After trying to compile my stats/ML lib with LFortran (version: 0.52.0), I’m back with what looks like a limitation in LFortran’s semantic analysis:
When I call a function (with optional arguments) defined module 1 through an interface defined in module 2, specifying optional arguments explicitly as opt=1.0 creates a problem. Passing the optional argument as simply 1.0 works, and calling the function in module 1 directly and passing the optional argument as opt=1.0 also works.

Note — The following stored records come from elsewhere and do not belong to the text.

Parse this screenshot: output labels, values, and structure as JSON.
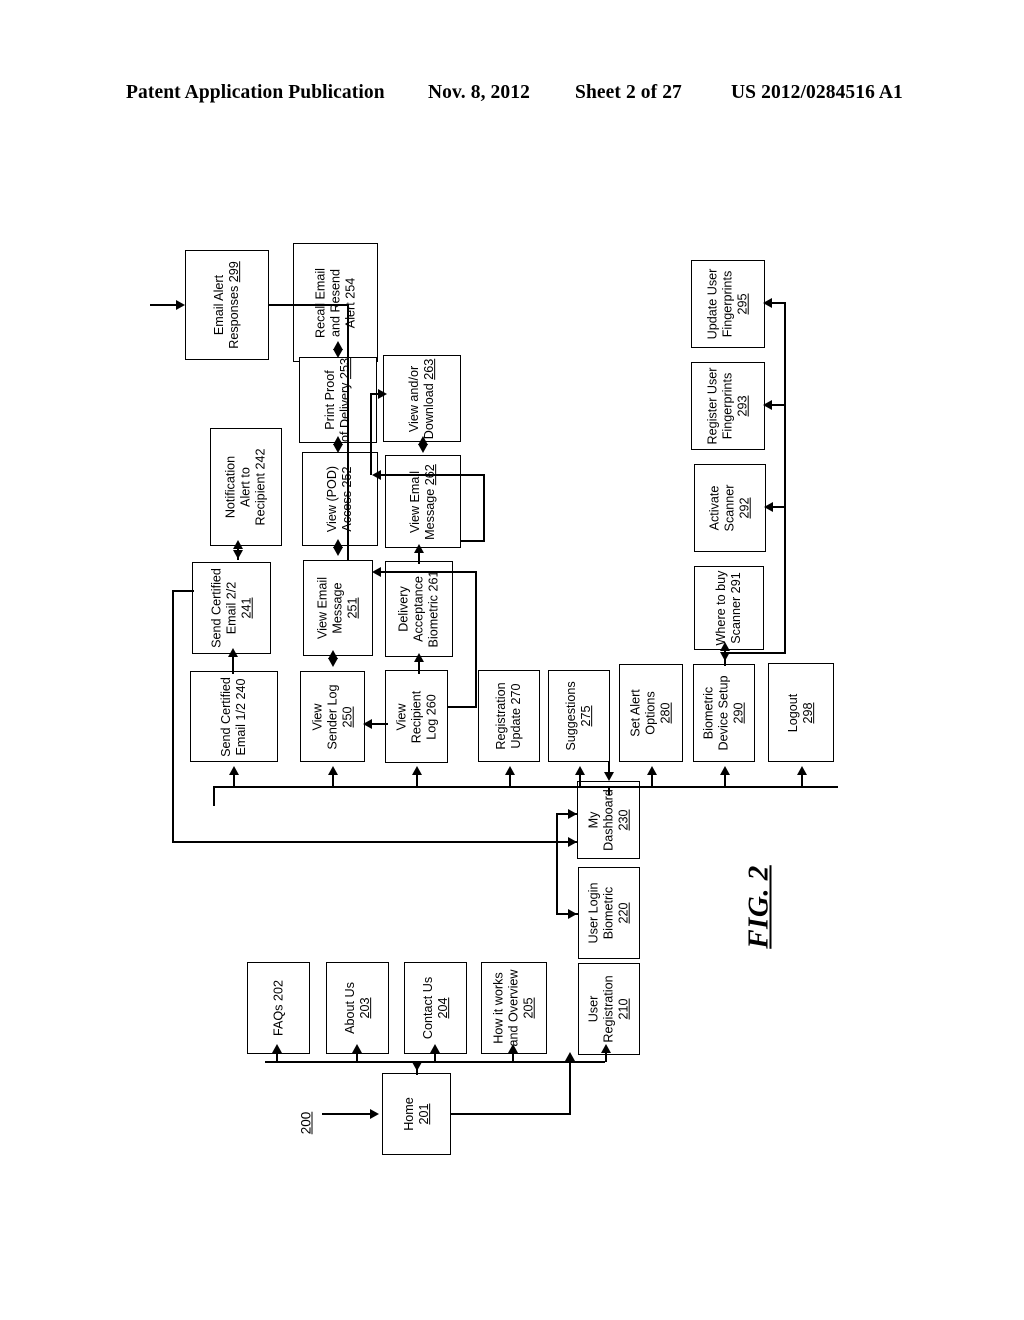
{
  "header": {
    "publication": "Patent Application Publication",
    "date": "Nov. 8, 2012",
    "sheet": "Sheet 2 of 27",
    "number": "US 2012/0284516 A1"
  },
  "figure": {
    "caption": "FIG. 2",
    "system_reference": "200"
  },
  "nodes": [
    {
      "id": "n299",
      "ref": "299",
      "lines": [
        "Email Alert",
        "Responses"
      ],
      "label": "Email Alert Responses 299"
    },
    {
      "id": "n254",
      "ref": "254",
      "lines": [
        "Recall Email",
        "and Resend",
        "Alert"
      ],
      "label": "Recall Email and Resend Alert 254"
    },
    {
      "id": "n253",
      "ref": "253",
      "lines": [
        "Print Proof",
        "of Delivery"
      ],
      "label": "Print Proof of Delivery 253"
    },
    {
      "id": "n263",
      "ref": "263",
      "lines": [
        "View and/or",
        "Download"
      ],
      "label": "View and/or Download 263"
    },
    {
      "id": "n242",
      "ref": "242",
      "lines": [
        "Notification",
        "Alert to",
        "Recipient"
      ],
      "label": "Notification Alert to Recipient 242"
    },
    {
      "id": "n252",
      "ref": "252",
      "lines": [
        "View (POD)",
        "Access"
      ],
      "label": "View (POD) Access 252"
    },
    {
      "id": "n262",
      "ref": "262",
      "lines": [
        "View Email",
        "Message"
      ],
      "label": "View Email Message 262"
    },
    {
      "id": "n241",
      "ref": "241",
      "lines": [
        "Send Certified",
        "Email 2/2"
      ],
      "label": "Send Certified Email 2/2 241"
    },
    {
      "id": "n251",
      "ref": "251",
      "lines": [
        "View Email",
        "Message"
      ],
      "label": "View Email Message 251"
    },
    {
      "id": "n261",
      "ref": "261",
      "lines": [
        "Delivery",
        "Acceptance",
        "Biometric"
      ],
      "label": "Delivery Acceptance Biometric 261"
    },
    {
      "id": "n240",
      "ref": "240",
      "lines": [
        "Send Certified",
        "Email 1/2"
      ],
      "label": "Send Certified Email 1/2 240"
    },
    {
      "id": "n250",
      "ref": "250",
      "lines": [
        "View",
        "Sender Log"
      ],
      "label": "View Sender Log 250"
    },
    {
      "id": "n260",
      "ref": "260",
      "lines": [
        "View",
        "Recipient",
        "Log"
      ],
      "label": "View Recipient Log 260"
    },
    {
      "id": "n270",
      "ref": "270",
      "lines": [
        "Registration",
        "Update"
      ],
      "label": "Registration Update 270"
    },
    {
      "id": "n275",
      "ref": "275",
      "lines": [
        "Suggestions"
      ],
      "label": "Suggestions 275"
    },
    {
      "id": "n280",
      "ref": "280",
      "lines": [
        "Set Alert",
        "Options"
      ],
      "label": "Set Alert Options 280"
    },
    {
      "id": "n290",
      "ref": "290",
      "lines": [
        "Biometric",
        "Device Setup"
      ],
      "label": "Biometric Device Setup 290"
    },
    {
      "id": "n298",
      "ref": "298",
      "lines": [
        "Logout"
      ],
      "label": "Logout 298"
    },
    {
      "id": "n295",
      "ref": "295",
      "lines": [
        "Update User",
        "Fingerprints"
      ],
      "label": "Update User Fingerprints 295"
    },
    {
      "id": "n293",
      "ref": "293",
      "lines": [
        "Register User",
        "Fingerprints"
      ],
      "label": "Register User Fingerprints 293"
    },
    {
      "id": "n292",
      "ref": "292",
      "lines": [
        "Activate",
        "Scanner"
      ],
      "label": "Activate Scanner 292"
    },
    {
      "id": "n291",
      "ref": "291",
      "lines": [
        "Where to buy",
        "Scanner"
      ],
      "label": "Where to buy Scanner 291"
    },
    {
      "id": "n230",
      "ref": "230",
      "lines": [
        "My",
        "Dashboard"
      ],
      "label": "My Dashboard 230"
    },
    {
      "id": "n220",
      "ref": "220",
      "lines": [
        "User Login",
        "Biometric"
      ],
      "label": "User Login Biometric 220"
    },
    {
      "id": "n210",
      "ref": "210",
      "lines": [
        "User",
        "Registration"
      ],
      "label": "User Registration 210"
    },
    {
      "id": "n202",
      "ref": "202",
      "lines": [
        "FAQs"
      ],
      "label": "FAQs 202"
    },
    {
      "id": "n203",
      "ref": "203",
      "lines": [
        "About Us"
      ],
      "label": "About Us 203"
    },
    {
      "id": "n204",
      "ref": "204",
      "lines": [
        "Contact Us"
      ],
      "label": "Contact Us 204"
    },
    {
      "id": "n205",
      "ref": "205",
      "lines": [
        "How it works",
        "and Overview"
      ],
      "label": "How it works and Overview 205"
    },
    {
      "id": "n201",
      "ref": "201",
      "lines": [
        "Home"
      ],
      "label": "Home 201"
    }
  ],
  "node_text": {
    "n299": {
      "l0": "Email Alert",
      "l1": "Responses",
      "ref": "299"
    },
    "n254": {
      "l0": "Recall Email",
      "l1": "and Resend",
      "l2": "Alert 254"
    },
    "n253": {
      "l0": "Print Proof",
      "l1": "of Delivery",
      "ref": "253"
    },
    "n263": {
      "l0": "View and/or",
      "l1": "Download",
      "ref": "263"
    },
    "n242": {
      "l0": "Notification",
      "l1": "Alert to",
      "l2": "Recipient 242"
    },
    "n252": {
      "l0": "View (POD)",
      "l1": "Access 252"
    },
    "n262": {
      "l0": "View Email",
      "l1": "Message",
      "ref": "262"
    },
    "n241": {
      "l0": "Send Certified",
      "l1": "Email 2/2",
      "ref": "241"
    },
    "n251": {
      "l0": "View Email",
      "l1": "Message",
      "ref": "251"
    },
    "n261": {
      "l0": "Delivery",
      "l1": "Acceptance",
      "l2": "Biometric 261"
    },
    "n240": {
      "l0": "Send Certified",
      "l1": "Email 1/2 240"
    },
    "n250": {
      "l0": "View",
      "l1": "Sender Log",
      "ref": "250"
    },
    "n260": {
      "l0": "View",
      "l1": "Recipient",
      "l2": "Log 260"
    },
    "n270": {
      "l0": "Registration",
      "l1": "Update 270"
    },
    "n275": {
      "l0": "Suggestions",
      "ref": "275"
    },
    "n280": {
      "l0": "Set Alert",
      "l1": "Options",
      "ref": "280"
    },
    "n290": {
      "l0": "Biometric",
      "l1": "Device Setup",
      "ref": "290"
    },
    "n298": {
      "l0": "Logout",
      "ref": "298"
    },
    "n295": {
      "l0": "Update User",
      "l1": "Fingerprints",
      "ref": "295"
    },
    "n293": {
      "l0": "Register User",
      "l1": "Fingerprints",
      "ref": "293"
    },
    "n292": {
      "l0": "Activate",
      "l1": "Scanner",
      "ref": "292"
    },
    "n291": {
      "l0": "Where to buy",
      "l1": "Scanner 291"
    },
    "n230": {
      "l0": "My",
      "l1": "Dashboard",
      "ref": "230"
    },
    "n220": {
      "l0": "User Login",
      "l1": "Biometric",
      "ref": "220"
    },
    "n210": {
      "l0": "User",
      "l1": "Registration",
      "ref": "210"
    },
    "n202": {
      "l0": "FAQs 202"
    },
    "n203": {
      "l0": "About Us",
      "ref": "203"
    },
    "n204": {
      "l0": "Contact Us",
      "ref": "204"
    },
    "n205": {
      "l0": "How it works",
      "l1": "and Overview",
      "ref": "205"
    },
    "n201": {
      "l0": "Home",
      "ref": "201"
    }
  }
}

To demonstrate with a quick ~minimal example:
! module containing function
module testmod1
implicit none
private
public :: f_function
contains
elemental function f_function(x, y) result(fx)
real, intent(in) :: x
real, intent(in), optional :: y
real :: w_y
real :: fx
w_y=1.0
if (present(y)) w_y=y
fx = w_y * exp(-w_y * x)
end function f_function
end module testmod1
! module containing interface
module testmod2
use :: testmod1
implicit none
private
public :: function_interface
interface function_interface
module procedure f_function
end interface
end module testmod2
! app
program main
use :: testmod1
use :: testmod2
implicit none
print*, "1. fx is ", f_function(0.8, y=0.5)
print*, "2. fx is ", function_interface(0.8, 0.5)
print*, "3. fx is ", function_interface(0.8, y=0.5)
end program main
This compiles fine with gfortran. gfortran -o test test.f90 && ./test gives me:
1. fx is 0.335160017
2. fx is 0.335160017
3. fx is 0.335160017
Removing the third print line and compiling/running with lfortran -o test test.f90 && ./test gives me:
1. fx is 3.35160017e-01
2. fx is 3.35160017e-01
Leaving the third print line in and running the same gives me:
semantic error: f_function is not a function.
--> test.f90:39:24
|
39 | print*, "3. fx is ", function_interface(0.8, y=0.5)
| ^^^^^^^^^^^^^^^^^^^^^^^^^^^^^^